According to the judges, Tom’s work was deserving “for a sequence in his cartoon strip “Funky Winkerbean” that portrays a woman’s poignant battle with breast cancer.”
“Lisa’s Story” was the biggest story in syndicated comic strips last year as many readers wrestled with reading a story-arc regarding breast cancer in the “funny pages.” Worse yet, the story ended with the death of the strip’s main character spurring more debate on the comic’s appropriateness.

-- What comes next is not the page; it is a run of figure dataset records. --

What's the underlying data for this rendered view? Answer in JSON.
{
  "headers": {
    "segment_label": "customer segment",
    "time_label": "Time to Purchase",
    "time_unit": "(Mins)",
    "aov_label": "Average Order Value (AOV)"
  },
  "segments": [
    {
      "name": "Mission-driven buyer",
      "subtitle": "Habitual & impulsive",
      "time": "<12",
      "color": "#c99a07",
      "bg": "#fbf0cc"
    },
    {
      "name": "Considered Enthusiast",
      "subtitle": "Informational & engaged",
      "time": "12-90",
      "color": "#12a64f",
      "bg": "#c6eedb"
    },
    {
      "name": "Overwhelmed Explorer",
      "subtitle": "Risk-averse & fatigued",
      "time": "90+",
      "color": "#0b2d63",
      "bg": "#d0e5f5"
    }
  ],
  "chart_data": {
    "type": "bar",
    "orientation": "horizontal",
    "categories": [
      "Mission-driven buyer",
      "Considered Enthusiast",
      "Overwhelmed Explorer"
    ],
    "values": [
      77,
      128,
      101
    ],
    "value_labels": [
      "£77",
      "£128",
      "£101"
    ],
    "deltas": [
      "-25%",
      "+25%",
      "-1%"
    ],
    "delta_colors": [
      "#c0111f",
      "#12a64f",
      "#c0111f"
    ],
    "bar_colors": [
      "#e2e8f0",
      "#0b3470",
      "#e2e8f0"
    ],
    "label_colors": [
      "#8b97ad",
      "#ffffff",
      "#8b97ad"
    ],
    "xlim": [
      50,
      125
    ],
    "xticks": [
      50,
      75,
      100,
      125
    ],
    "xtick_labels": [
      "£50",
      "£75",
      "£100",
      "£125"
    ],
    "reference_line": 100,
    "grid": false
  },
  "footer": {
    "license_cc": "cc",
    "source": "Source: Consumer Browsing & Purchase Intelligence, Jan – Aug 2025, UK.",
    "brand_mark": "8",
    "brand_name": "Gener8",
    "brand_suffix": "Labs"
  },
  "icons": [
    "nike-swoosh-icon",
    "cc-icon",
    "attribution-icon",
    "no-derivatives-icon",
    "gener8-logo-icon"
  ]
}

Funny page appropriateness debate aside, Tom’s work certainly raised the profile for breast cancer and funds as well. Proceeds from Tom’s book “Lisa’s Story, The Other Shoe” go to a new fund called Lisa’s Legacy Fund that helps fund cancer cure research.
Today’s announcement places him in a very select crowd. It is not entirely unusual for a comic strip cartoonist to be a finalist or even win the Pulitzer. As mentioned above Trudeau won the Pulitzer for editorial cartooning in 1975 for his dealing with Watergate and has been nominated three more times (1990, 2004 and 2005). Breathed won the prize in 1987 for his social satire in Bloom County and Lynn Johnston was nominated in 1994 for her strip, For Better or For Worse which dealt with the coming out of a gay character.
Tom, humbly added that this honor isn’t completely his, that he had the help of a great editor, Jay Kennedy at King Features. Tom calls Jay a great “referee” who “had the ability to get the best out of me.” Jay had read and reviewed the entire “Lisa’s Story” script prior to his untimely death last spring off the coast of Costa Rica.